As ferramentas generativas de IA são capazes de realizar tarefas que antes pareciam ficção científica, mas a maioria delas ainda luta com muitas habilidades básicas, incluindo a leitura de relógios e calendários analógicos. Um novo estudo descobriu que, em geral, os sistemas de inteligência artificial leem os mostradores do relógio corretamente em menos de um quarto das vezes.
Uma equipe de pesquisa da Universidade de Edimburgo testou alguns dos principais modelos de linguagem multimodal em grande escala para ver até que ponto eles poderiam responder a perguntas baseadas em imagens de relógios e calendários.
Os sistemas testados incluem Gemini2.0 do GoogleDeepMind, Claude3.5Sonnet da Anthropic, Llama3.2-11B-Vision-Instruct da Meta, Qwen2-VL7B-Instruct do Alibaba, MiniCPM-V-2.6 da ModelBest e GPT-4o e GPT-o1 da OpenAI.
Vários tipos de relógios aparecem na imagem: relógios com algarismos romanos, relógios com ponteiros de segundos, relógios sem ponteiros de segundos, mostradores de cores diferentes, etc.
O sistema lê corretamente o relógio em menos de 25% do tempo. Eles lutam ainda mais com relógios que usam algarismos romanos e ponteiros estilizados.
O desempenho da IA não melhorou quando o ponteiro dos segundos foi removido, levando os pesquisadores a acreditar que o problema vinha da detecção dos ponteiros do relógio e da interpretação dos ângulos no mostrador do relógio.
Usando imagens de calendário de 10 anos, os pesquisadores fizeram perguntas como: que dia da semana é o Ano Novo? Mesmo os modelos de IA mais bem-sucedidos erram no problema do calendário 20% das vezes.
As taxas de sucesso variam dependendo do sistema de IA utilizado. Gemini-2.0 obteve a pontuação mais alta no teste do relógio, enquanto o GPT-01 teve 80% de precisão na questão do calendário.
“A maioria das pessoas cresceu contando as horas e usando calendários”, disse o líder do estudo, Rohit Saxena, da Escola de Informática da Universidade de Edimburgo. “As descobertas destacam as enormes lacunas na capacidade da IA de executar habilidades humanas básicas.
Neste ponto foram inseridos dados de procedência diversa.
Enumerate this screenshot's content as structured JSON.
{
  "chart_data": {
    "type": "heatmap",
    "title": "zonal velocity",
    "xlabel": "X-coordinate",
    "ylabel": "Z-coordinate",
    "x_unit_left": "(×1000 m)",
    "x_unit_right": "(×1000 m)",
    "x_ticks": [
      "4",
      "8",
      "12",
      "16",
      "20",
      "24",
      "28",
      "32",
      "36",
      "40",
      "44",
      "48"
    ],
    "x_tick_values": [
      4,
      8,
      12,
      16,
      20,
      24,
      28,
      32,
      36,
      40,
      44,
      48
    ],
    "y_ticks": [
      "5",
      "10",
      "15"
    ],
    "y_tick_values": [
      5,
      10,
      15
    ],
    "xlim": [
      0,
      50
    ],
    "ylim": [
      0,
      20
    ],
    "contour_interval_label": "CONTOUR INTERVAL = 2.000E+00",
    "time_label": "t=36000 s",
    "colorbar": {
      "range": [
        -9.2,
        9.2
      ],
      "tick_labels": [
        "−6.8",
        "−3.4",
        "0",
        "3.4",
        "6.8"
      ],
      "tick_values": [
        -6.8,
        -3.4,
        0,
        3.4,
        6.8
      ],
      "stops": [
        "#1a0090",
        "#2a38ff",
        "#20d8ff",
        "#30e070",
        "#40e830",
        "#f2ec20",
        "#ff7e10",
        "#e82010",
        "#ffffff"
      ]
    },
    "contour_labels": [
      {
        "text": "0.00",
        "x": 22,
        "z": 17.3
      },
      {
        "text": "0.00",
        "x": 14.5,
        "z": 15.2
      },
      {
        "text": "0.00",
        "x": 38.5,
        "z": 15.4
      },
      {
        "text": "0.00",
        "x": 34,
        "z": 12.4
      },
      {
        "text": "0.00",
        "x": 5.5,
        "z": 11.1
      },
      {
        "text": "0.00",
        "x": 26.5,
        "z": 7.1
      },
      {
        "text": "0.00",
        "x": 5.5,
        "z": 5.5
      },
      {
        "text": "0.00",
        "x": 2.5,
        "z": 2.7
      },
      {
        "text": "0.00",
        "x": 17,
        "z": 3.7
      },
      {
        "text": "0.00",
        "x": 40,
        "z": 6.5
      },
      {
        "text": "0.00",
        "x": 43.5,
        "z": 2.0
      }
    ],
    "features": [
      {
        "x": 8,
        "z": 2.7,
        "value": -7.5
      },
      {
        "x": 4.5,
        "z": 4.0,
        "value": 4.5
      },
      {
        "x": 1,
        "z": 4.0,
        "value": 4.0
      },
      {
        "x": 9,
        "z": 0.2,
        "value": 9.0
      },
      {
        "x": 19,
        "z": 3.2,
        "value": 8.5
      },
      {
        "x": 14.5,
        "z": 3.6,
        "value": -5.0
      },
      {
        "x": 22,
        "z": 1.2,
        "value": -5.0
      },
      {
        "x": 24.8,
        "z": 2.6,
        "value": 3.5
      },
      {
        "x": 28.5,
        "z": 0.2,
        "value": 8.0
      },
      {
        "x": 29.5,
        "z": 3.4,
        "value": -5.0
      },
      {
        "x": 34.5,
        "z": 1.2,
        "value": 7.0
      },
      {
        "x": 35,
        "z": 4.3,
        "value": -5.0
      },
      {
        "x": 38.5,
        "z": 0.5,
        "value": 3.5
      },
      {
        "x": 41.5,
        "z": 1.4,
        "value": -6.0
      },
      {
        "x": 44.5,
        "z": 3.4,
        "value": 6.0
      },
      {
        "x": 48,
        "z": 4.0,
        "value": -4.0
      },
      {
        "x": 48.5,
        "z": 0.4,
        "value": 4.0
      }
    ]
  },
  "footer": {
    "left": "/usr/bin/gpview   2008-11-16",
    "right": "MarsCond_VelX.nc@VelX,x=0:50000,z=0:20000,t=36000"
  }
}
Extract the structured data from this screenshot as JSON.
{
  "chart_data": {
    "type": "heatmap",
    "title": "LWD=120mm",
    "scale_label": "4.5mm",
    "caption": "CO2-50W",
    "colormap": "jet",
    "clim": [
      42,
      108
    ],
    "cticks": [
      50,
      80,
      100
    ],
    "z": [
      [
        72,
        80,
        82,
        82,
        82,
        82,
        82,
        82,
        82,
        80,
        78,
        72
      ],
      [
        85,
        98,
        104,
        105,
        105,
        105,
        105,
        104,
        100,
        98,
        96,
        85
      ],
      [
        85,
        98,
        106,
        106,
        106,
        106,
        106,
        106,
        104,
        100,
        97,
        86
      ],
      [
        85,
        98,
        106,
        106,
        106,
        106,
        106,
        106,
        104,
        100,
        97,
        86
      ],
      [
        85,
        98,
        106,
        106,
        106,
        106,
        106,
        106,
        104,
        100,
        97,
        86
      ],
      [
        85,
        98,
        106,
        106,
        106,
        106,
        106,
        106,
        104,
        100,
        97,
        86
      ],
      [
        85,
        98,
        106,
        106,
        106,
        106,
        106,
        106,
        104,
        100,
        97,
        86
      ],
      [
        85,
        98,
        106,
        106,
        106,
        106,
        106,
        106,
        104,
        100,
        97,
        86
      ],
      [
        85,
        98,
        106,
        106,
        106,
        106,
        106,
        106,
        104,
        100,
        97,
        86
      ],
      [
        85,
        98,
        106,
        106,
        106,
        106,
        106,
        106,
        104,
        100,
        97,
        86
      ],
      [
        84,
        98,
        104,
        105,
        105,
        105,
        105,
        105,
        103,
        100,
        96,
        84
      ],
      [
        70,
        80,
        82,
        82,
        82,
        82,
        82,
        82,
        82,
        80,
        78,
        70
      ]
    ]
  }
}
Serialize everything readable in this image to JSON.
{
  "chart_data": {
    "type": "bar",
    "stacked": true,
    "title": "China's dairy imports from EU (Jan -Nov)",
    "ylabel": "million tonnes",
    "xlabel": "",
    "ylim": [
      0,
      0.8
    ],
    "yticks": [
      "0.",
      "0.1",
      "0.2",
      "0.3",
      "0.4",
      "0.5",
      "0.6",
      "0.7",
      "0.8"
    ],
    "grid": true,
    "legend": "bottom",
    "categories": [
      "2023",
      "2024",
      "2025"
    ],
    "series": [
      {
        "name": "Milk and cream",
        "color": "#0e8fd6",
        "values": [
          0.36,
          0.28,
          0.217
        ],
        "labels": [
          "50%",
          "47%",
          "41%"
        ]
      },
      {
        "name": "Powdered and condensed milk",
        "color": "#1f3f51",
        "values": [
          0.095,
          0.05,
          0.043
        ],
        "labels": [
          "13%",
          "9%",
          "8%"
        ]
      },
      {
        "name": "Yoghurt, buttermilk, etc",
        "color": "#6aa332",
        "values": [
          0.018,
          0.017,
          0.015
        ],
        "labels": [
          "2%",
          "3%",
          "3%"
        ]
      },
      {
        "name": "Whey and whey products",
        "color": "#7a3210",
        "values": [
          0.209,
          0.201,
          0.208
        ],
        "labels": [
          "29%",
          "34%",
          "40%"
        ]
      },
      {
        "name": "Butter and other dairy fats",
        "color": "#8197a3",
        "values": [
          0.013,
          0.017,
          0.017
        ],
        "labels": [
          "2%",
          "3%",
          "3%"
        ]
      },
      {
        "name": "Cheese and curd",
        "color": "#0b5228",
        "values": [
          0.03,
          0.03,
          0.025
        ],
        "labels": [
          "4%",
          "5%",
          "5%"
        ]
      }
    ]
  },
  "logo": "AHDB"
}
Essas deficiências devem ser abordadas para que os sistemas de IA sejam integrados com sucesso em aplicações do mundo real sensíveis ao tempo, como agendamento, automação e tecnologia assistiva”.
Aryo Gema, outro pesquisador da Escola de Informática da Universidade de Edimburgo, disse: “A pesquisa atual em inteligência artificial muitas vezes enfatiza tarefas complexas de raciocínio, mas ironicamente muitos sistemas ainda lutam para lidar com tarefas diárias mais simples”.
As descobertas serão relatadas em um artigo revisado por pares a ser apresentado no Workshop de Raciocínio e Planejamento de Modelos de Linguagem em Grande Escala na 13ª Conferência Internacional sobre Representações de Aprendizagem (ICLR) em Cingapura, em 28 de abril.
Este não é o primeiro estudo deste mês a sugerir que os sistemas de IA ainda cometem muitos erros. O Dow Digital News Center conduziu um estudo com oito mecanismos de busca de inteligência artificial e descobriu que eles eram imprecisos em 60% das vezes. O pior é o Grok-3, que tem uma taxa de precisão de 94%.